In November last year, for example, Sephora began utilizing the Google Analytics 360 Suite to better understand the purchase journey when customers view a Sephora ad online or on mobile, but make a purchase in a store.
The brand worked with Google to integrate data across online transactions and in-store purchases. “We decided to start sending our offline purchases to our Analytics 360 account to connect these purchases to existing journeys,” said former Head of Data at Sephora SEA Adrien Eudes. “This illuminated which online research pathways finally led to a sale, whether online or offline.”
From the data gathered, Sephora saw that 70% of customers who visited the retailer’s website before heading to a store to make a purchase did so within 24 hours and that more than half of these website visitors were on mobile.

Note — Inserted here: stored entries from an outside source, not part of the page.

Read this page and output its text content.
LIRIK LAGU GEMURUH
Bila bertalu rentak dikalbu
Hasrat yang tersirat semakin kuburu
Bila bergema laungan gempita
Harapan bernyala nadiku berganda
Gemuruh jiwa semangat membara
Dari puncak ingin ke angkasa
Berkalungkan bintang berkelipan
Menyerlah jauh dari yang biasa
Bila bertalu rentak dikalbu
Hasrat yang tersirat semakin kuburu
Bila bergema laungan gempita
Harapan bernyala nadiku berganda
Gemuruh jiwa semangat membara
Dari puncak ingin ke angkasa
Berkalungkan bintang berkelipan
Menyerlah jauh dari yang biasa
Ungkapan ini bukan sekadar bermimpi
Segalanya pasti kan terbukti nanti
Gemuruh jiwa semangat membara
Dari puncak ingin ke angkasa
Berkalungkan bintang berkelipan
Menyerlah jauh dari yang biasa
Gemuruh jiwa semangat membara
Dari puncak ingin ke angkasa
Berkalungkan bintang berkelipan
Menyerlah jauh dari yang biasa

This allowed Sephora to gain a better view of the customer journey, and also the impact of its digital marketing efforts – namely that online advertising was driving in-store purchases. In fact, when in-store sales were included in the path to purchase, Sephora saw a 3.9X higher return on ad spend (ROAS), and a 3X increase in conversion rates from its digital ads. What’s more, the retailer found that if customers visited the Sephora website less than one day prior to purchase, there was a 13% uplift in their in-store order values on average.
Sephora Uses Data to Build Customer Confidence to Influence Sales
Sephora realized through product reviews and customer feedback that a common pain point for customers was purchasing a cosmetic product that wasn’t the right fit, which caused unwanted frustration for shoppers.
To help solve this problem, Sephora creates online content to educate shoppers on their way to making a better purchase decision and feel confident with their selections.
For example, Sephora’s Pocket Contour Class offers tips on how to properly apply Sephora’s products and can recommend which products are right for a variety of skin tones. Further educational content is available on Sephora’s website and mobile app, as well as the company’s catalog.
Sephora is also big on video content, knowing that the vast majority of beauty shoppers turn to the likes of YouTube for reviews and tutorials before committing to a purchase. The retailer has been increasing its video output significantly over the past couple of years.
Utilising the power of influencer marketing – which includes brand ambassadors and micro-influencers – Snapchat takeovers, YouTube beauty videos, and Instagram campaigns, Sephora embraces a multi-channel video and visual marketing strategy that connects with audiences on the platforms they use most.
“We’ve always been a playful environment, it’s one of the disruptive initiatives that Sephora brought to the market, broke the glass camera and really created an unbiased beauty experience,” said President and CEO of Americas at Sephora, Calvin McDonald. “As more and more clients were shopping online, we really challenged ourselves in how do we bring that differentiation of play out of the store and onto the phone.”
By building customer confidence through product education and addressing the needs of shoppers, Sephora influences more qualified sales while providing a better online and in-store experience. It’s through these data-driven decisions that Sephora has continued to stay a dominant leader in the retail marketing space for the past decade.
When integrating your retail offerings with your online marketing efforts, embrace personalisation and empower your customers with the tools and information that they need to feel confident in their decision to make a purchase. Look to solve any customer pain points to help ease any friction they may have with buying your products.
Keeping your audience’s needs top-of-mind and gathering relevant consumer information to stay ahead of trends can help you make better data-driven marketing decisions moving forward.